How the audit works.
Four categories. 47 checks. 100 points. Every weight maps to published research on how AI platforms decide which sources to cite.
The 4 categories
Whether AI crawlers can discover, reach, and read your site before any other optimization matters.
- AI crawler permissions in robots.txt
- Rendered HTML vs JavaScript shell, CDN access rules
- HTTPS, sitemap, canonical, and indexing signals
Content shaped for chunk-level AI retrieval — direct answers, clear headings, fact density, recency.
- Question-format headings and a direct answer near the top
- Named sources and verifiable claims in body text
- dateModified signals and content that reads as current
Machine-readable markup and clean page structure that communicate your identity and content accurately.
- JSON-LD schema in the head, correctly typed
- Schema values consistent with visible page content
- Heading hierarchy, Open Graph tags, image alt text
Earned third-party authority, a clear entity identity, and whether you appear in live AI responses right now.
- Brand mentions, referring domains, and earned media
- Entity disambiguation: disambiguatingDescription, profiles, Wikidata
- Live probes across ChatGPT, Perplexity, Google AI Overviews, Claude
Scoring & methodology detail
How the score is calculated
Each category contributes a sub-score based on specific checks against the site. The sub-scores combine to produce the overall 0–100 result, which maps to a letter grade:
| Grade | Score | |---|---| | A | 85–100 | | B | 75–84 | | C | 60–74 | | D | 40–59 | | F | 0–39 |
Every check in the audit maps to evidence from the academic and industry research on AI citation mechanics. No check is included without a published-research justification. The full check-level breakdown is included in the paid audit report.
What the score is — and what it is not
The score is diagnostic. It tells you where you stand across the four dimensions that AI platforms rely on when deciding which sources to cite. A higher score means fewer barriers to citation and more of the positive signals AI engines look for.
The score is not a guarantee of citation. AI search platforms make ranking decisions based on hundreds of signals, many of which shift week to week. An audit captures a snapshot of your current technical and content posture — it does not predict specific placement outcomes.
The audit uses an evidence-informed weighted rubric. The category weights reflect the relative importance of each dimension based on available research, not a proprietary black box. Every weight is explained and the rationale is public.
How the live probes work
The Trustworthy Authority category includes live queries to four AI platforms — ChatGPT, Perplexity, Google AI Overviews, and Claude — using prompts generated from your brand name, business type, and location or ICP. Each prompt is run three times to capture within-session variation. The results feed directly into your score and appear as a per-platform grid in the audit report.
This is the only part of the audit that produces direct empirical evidence of how AI platforms respond to queries about your business right now.
What the score is not
Results are directional, not gospel.
After implementing improvements, AI citations typically appear within a few weeks on Perplexity, a month or more on ChatGPT, and several months on Google AI Overviews.
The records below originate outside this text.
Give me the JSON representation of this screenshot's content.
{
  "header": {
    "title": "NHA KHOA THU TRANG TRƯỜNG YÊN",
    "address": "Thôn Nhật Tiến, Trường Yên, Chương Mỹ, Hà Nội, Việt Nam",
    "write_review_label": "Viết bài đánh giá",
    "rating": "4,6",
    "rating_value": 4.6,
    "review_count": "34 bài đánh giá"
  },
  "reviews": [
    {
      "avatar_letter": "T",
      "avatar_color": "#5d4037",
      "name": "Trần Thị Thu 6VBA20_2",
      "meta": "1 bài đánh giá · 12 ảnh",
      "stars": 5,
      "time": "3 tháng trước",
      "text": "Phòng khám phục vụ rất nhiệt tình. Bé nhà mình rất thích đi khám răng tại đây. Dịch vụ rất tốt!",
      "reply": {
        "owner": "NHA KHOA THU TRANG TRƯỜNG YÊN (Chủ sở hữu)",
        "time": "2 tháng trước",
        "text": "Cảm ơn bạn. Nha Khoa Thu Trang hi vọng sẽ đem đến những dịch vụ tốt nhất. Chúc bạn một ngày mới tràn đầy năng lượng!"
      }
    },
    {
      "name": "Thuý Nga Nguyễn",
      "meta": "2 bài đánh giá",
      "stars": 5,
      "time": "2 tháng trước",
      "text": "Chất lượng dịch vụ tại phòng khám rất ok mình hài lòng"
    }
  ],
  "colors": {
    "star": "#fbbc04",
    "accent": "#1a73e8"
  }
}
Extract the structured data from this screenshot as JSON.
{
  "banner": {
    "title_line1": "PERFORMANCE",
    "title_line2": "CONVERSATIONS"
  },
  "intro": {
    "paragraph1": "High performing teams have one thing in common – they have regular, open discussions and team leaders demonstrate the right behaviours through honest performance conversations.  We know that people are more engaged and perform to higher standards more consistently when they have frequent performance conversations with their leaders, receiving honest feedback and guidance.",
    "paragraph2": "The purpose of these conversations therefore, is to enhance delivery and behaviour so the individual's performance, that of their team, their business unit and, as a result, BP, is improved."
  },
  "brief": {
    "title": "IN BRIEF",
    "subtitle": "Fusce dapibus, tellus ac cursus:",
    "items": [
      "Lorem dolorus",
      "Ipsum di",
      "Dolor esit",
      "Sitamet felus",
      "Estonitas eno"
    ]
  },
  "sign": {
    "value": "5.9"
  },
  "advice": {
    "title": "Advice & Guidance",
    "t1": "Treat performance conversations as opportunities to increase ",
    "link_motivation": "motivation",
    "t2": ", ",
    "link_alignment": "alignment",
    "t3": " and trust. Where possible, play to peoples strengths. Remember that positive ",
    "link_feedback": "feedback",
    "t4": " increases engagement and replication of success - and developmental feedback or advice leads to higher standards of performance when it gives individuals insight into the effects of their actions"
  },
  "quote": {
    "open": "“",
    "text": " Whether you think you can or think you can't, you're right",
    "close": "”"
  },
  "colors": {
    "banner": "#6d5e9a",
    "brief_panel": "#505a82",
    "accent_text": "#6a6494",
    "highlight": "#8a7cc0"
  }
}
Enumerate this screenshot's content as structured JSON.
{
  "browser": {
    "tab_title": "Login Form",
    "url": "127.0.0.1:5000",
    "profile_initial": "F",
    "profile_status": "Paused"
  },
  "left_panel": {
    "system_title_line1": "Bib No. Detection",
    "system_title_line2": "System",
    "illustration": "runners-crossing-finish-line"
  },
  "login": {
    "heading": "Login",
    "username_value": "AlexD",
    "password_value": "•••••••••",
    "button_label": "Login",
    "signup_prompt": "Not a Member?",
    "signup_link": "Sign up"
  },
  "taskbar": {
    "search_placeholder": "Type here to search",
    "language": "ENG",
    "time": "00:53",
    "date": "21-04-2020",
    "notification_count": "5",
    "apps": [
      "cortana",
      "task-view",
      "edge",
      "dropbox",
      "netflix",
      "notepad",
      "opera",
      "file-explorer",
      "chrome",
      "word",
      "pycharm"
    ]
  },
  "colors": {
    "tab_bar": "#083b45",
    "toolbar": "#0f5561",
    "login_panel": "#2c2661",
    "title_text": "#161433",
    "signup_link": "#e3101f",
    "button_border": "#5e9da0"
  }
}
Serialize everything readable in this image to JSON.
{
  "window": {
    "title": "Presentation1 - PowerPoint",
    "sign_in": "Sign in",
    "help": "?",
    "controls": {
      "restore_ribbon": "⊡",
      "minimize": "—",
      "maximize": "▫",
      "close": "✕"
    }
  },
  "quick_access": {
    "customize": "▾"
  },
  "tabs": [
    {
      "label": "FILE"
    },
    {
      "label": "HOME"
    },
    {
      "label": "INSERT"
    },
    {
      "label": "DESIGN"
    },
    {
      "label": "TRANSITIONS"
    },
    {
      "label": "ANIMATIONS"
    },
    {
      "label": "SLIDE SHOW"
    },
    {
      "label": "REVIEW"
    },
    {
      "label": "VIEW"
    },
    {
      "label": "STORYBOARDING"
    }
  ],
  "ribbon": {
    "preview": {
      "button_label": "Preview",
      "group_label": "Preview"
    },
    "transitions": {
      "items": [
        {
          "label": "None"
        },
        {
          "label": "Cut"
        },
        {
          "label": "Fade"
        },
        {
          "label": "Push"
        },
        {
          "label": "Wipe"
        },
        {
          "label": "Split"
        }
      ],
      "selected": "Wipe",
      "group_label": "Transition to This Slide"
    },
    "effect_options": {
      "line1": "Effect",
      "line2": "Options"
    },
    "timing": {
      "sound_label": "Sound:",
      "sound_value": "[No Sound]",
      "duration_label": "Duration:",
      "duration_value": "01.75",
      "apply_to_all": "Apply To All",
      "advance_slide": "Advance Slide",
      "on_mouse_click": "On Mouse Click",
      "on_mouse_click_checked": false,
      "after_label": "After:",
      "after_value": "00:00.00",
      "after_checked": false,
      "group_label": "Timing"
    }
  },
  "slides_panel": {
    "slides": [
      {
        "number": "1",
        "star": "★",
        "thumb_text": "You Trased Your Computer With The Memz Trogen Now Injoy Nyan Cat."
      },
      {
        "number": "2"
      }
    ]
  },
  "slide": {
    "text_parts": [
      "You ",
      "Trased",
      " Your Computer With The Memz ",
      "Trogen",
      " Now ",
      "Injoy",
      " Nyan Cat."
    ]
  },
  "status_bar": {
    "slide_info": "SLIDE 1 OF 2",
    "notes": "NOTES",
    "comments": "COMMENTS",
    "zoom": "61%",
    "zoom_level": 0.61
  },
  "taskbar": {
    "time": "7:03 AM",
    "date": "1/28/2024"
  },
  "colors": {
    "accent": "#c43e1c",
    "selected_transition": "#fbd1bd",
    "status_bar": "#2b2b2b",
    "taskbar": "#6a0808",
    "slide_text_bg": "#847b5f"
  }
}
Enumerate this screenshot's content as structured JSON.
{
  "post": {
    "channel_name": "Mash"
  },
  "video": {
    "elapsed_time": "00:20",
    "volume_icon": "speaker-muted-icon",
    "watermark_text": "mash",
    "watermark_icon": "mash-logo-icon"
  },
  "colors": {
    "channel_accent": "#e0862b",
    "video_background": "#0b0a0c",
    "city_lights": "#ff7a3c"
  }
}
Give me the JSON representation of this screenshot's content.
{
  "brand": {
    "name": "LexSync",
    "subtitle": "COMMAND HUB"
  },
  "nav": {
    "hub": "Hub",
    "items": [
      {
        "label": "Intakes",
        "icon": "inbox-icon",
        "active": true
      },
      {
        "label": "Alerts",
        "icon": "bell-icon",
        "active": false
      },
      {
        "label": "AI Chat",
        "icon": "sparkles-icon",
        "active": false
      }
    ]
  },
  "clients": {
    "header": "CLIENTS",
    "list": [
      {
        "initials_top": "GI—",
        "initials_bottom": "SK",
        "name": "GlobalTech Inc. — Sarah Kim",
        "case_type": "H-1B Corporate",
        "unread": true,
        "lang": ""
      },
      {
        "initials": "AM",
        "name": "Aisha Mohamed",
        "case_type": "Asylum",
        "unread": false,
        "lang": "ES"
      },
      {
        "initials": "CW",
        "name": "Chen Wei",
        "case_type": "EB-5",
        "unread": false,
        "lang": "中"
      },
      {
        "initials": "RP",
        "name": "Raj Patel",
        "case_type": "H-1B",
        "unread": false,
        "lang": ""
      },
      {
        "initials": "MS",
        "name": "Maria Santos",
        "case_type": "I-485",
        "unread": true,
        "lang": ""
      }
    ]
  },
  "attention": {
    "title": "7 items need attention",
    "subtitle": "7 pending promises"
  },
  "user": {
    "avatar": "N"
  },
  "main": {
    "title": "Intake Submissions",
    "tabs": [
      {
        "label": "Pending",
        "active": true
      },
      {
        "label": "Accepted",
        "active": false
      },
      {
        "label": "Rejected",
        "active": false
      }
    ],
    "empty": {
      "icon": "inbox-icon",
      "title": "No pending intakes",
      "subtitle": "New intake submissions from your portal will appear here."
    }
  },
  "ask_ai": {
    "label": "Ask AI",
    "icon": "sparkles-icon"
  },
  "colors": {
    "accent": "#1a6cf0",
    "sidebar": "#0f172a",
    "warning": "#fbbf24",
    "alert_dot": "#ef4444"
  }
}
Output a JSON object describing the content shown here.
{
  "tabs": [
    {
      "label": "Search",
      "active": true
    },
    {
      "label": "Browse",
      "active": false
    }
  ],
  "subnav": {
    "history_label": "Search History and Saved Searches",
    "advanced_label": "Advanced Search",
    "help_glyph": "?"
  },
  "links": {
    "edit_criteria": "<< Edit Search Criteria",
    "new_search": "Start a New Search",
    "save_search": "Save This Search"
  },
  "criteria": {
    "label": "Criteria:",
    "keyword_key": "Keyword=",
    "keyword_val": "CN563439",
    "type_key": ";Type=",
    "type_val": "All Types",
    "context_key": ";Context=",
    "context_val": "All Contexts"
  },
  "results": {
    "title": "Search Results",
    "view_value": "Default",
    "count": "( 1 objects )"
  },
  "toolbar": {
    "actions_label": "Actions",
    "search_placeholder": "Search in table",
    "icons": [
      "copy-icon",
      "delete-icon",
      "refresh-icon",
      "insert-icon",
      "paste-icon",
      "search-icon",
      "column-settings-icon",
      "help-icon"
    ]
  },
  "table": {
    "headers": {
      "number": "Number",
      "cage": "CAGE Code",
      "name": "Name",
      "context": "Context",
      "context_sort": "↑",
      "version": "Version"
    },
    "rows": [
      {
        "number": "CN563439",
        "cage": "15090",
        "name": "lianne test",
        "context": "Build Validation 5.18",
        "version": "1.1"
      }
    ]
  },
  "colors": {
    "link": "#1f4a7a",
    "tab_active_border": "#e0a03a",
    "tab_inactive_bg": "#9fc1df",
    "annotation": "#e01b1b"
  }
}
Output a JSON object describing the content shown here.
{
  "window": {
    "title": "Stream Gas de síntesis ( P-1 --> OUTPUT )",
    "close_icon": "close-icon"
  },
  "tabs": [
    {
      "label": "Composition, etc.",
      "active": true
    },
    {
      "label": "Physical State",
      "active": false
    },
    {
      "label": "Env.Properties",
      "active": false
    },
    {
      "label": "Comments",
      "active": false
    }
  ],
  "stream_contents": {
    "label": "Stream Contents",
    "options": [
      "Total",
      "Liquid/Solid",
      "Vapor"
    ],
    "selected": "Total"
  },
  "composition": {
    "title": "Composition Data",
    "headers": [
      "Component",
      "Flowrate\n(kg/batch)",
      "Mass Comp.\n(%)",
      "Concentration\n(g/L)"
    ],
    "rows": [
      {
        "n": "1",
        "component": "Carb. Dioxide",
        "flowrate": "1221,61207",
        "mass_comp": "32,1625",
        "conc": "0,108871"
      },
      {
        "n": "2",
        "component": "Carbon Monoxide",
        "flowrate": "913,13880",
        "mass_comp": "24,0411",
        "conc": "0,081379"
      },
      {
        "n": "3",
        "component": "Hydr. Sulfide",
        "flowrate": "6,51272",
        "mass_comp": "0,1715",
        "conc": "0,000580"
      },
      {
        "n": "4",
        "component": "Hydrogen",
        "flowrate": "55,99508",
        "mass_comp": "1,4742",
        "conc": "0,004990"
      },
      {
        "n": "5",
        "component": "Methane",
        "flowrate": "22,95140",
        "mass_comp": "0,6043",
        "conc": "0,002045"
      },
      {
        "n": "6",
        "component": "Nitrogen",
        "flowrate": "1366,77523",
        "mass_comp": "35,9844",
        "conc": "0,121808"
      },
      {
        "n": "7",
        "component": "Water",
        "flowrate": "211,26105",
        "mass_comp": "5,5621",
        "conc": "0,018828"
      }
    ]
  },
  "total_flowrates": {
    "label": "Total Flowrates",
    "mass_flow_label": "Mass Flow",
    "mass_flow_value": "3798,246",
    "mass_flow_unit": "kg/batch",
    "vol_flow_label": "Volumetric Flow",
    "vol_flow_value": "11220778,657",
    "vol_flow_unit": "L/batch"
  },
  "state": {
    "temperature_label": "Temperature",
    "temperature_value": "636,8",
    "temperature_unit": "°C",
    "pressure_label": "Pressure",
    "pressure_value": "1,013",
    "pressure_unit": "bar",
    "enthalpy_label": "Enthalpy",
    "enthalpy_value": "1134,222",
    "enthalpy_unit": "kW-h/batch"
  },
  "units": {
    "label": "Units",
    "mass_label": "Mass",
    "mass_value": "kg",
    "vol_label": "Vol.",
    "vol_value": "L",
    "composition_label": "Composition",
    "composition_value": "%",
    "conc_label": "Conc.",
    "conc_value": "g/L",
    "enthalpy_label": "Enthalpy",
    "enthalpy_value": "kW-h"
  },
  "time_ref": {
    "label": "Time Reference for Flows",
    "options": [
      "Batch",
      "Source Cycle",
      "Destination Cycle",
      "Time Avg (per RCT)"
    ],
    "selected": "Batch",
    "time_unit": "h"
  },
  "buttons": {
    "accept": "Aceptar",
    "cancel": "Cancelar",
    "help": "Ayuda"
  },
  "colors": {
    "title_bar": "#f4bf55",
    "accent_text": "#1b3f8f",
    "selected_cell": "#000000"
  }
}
These are directional ranges, not timetables. Every platform is different and timelines vary by category and competitive density.
Even well-optimized pages see meaningful variation in citation frequency across weeks. No audit can guarantee stable citation rates, because the platforms themselves change continuously — in training data, in retrieval logic, and in response formatting. Re-audit every 30 days for trend signal rather than treating a single run as definitive.
In densely competitive B2B verticals, reaching consistent AI citation may require a longer horizon. The audit scores your position in absolute terms; relative competitive density is an additional factor.
The audit tells you what to fix and why it matters. It does not promise a specific lift in citation rate. AI visibility improvements are directional and evidence-informed — not deterministic.
The live probes included in the audit sample AI responses at a point in time. Longitudinal trends require repeated runs. Treat the first audit as a baseline and compare against subsequent audits to measure directional progress.